En tout état de cause,

. Constater que les dommages sont survenus hors de la période de validité du contrat numéro 375036161365 C,

. Condamner tout succombant à lui payer ès-qualités d'assureur de la société Dermatech la somme de 3 000,00 euro sur le fondement de l'article 700 du nouveau Code de procédure civile,

. Condamner tout succombant aux entiers dépens.

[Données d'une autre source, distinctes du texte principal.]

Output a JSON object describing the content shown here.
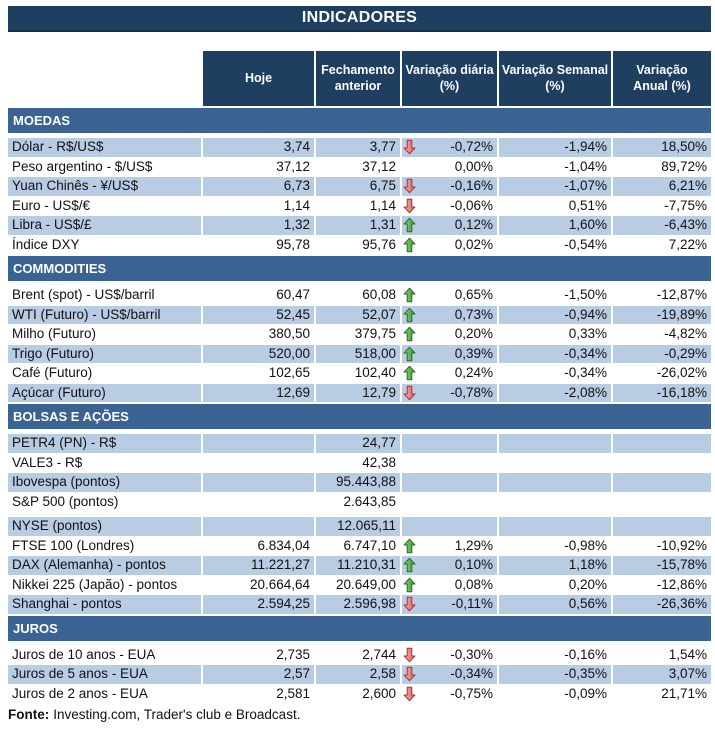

Par conclusions déposées le 29 janvier 2007, la compagnie ZURCIH Ireland Insurance Limited sollicite, au visa de la police numéro 07020577 M à effet du 1er janvier 2001, de

. Lui donner acte de ce qu'elle s'associe à l'argumentation de la société Dermatech concernant tant l'absence d'identification formelle du produit injecté que l'absence de démonstration du lien de causalité entre ce produit et les dommages évoqués par Mme Estivalet,

. Juger que les garantis souscrites auprès d'elle par la société Dermatech ne sont pas mobilisables,

En conséquence,

. Confirmer le jugement en ce qu'il la met hors de cause en sa qualité d'assureur de la société Dermatech,

. Condamner tout succombant à lui payer la somme de 4 000,00 euro en application de l'article 700 du nouveau Code de procédure civile ainsi qu'aux entiers dépens.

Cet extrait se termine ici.